When I started my dedicated practice of walking barefoot I was tender footed and had to talk myself slowly through some rocky terrain but now for the most part I confidently walk on the trail and the results are amazing to me.
At 57 years old I have taken only one medication my entire life and that is Armour thyroid (for hypothyroid a condition I was diagnosed with 18 years ago). Low (or no in my case) thyroid is suffered by millions of women because of the environment, the poor quality of food, plastic in our food and water and voila our lack of connection to the frequency of the earth. I am now beginning to understand that we are all electrical beings and when we don’t ground, those free radicals have no place to go but to attack our electrons creating inflammation. And the outcome of inflammation is pain, sometimes disease, rapid aging, poor sleep and digestion issues and sadness. It has unique affect on each individual so that is not a diagnosis just an observation that when we are not balanced in our mental and physical health we might manifest some of these issues. I am so grateful for my innate tendency to ground. And within months of sleeping grounded I was able to cut my thyroid medication in half.
My energy level is high, my mood stellar and I haven’t had a hot flash in the middle of the night since I began. You may or may want to know this but I actually have had two very normal periods as well, which is a source of perplexity to me as I thought that was certainly a thing of the past. Curious situation indeed.
I also have suffered with a sore or compromised lower back the last 15 to 20 years and sometimes a few times a year my back would go out. I thought it might have been my intense yoga practice or the result of too much hiking, or running but again since sleeping grounded and walking outside religiously I have no issue with my back at all. No matter what kind of workout I do.

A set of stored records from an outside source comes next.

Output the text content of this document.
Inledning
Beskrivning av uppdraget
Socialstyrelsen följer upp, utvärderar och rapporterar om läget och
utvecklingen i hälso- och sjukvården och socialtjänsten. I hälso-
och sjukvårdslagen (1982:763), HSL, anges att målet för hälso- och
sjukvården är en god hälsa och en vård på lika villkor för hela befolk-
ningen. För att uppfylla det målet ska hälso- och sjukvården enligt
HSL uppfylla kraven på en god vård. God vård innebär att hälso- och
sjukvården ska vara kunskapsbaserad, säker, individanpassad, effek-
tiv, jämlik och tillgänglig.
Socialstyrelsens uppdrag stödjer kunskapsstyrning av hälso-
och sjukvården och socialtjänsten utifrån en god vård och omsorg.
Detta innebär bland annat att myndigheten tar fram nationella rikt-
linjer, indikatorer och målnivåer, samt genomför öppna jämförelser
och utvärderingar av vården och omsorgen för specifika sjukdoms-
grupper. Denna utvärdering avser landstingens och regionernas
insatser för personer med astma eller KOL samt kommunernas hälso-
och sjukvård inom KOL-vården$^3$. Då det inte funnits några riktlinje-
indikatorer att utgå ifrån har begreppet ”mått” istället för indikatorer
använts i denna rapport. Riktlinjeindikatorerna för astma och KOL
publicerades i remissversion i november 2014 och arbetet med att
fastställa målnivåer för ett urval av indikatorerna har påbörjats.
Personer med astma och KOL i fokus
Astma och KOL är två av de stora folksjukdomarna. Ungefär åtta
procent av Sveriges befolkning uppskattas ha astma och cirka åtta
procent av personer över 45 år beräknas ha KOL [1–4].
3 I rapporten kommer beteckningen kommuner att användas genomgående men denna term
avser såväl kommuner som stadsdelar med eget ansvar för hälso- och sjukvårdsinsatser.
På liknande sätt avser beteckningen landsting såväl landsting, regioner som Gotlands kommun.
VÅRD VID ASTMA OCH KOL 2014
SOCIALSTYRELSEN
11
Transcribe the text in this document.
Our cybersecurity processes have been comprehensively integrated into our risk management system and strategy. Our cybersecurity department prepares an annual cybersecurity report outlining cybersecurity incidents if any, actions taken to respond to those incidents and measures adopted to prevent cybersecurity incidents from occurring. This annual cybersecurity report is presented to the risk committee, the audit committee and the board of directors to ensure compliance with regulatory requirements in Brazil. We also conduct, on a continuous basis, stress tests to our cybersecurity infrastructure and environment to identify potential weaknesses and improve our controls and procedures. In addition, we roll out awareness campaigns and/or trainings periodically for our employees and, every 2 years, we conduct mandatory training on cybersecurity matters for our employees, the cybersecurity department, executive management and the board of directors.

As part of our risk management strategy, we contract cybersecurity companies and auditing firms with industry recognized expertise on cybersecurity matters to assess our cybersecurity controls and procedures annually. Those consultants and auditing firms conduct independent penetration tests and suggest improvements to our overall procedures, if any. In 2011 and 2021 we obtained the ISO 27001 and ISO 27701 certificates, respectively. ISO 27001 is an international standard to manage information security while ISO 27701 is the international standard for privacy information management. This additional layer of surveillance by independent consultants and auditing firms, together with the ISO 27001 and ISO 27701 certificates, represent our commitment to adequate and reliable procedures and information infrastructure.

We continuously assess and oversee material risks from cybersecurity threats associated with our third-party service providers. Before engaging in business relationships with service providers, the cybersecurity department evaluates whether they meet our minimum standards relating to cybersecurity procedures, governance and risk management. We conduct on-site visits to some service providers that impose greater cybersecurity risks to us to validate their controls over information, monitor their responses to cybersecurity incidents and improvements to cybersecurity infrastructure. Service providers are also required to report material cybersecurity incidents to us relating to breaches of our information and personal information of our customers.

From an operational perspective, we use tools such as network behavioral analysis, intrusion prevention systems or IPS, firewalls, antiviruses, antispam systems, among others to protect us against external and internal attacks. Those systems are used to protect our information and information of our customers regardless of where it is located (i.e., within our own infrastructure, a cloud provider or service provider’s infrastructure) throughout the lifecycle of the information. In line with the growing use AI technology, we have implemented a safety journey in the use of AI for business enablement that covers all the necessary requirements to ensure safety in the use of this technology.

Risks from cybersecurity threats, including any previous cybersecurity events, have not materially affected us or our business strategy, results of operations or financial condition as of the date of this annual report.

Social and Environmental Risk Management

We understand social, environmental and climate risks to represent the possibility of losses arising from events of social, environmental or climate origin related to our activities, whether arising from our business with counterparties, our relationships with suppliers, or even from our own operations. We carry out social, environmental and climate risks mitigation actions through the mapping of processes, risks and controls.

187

Finally my latest revelation is that since grounding my face looks different. I am not sure why but my skin color is better and my skin looks firmer and plumper. I now wake up to “wow I look better,” instead of “OMG, what the hell is that on my cheek?”
I believe that what is happening to me is extraordinary and although I am extremely healthy I feel that grounding is shifting my quality of life to one of gaining life force, energy and vitality in a real and tangible way. I am literally grounded to the core and loving what that continues to mean for me.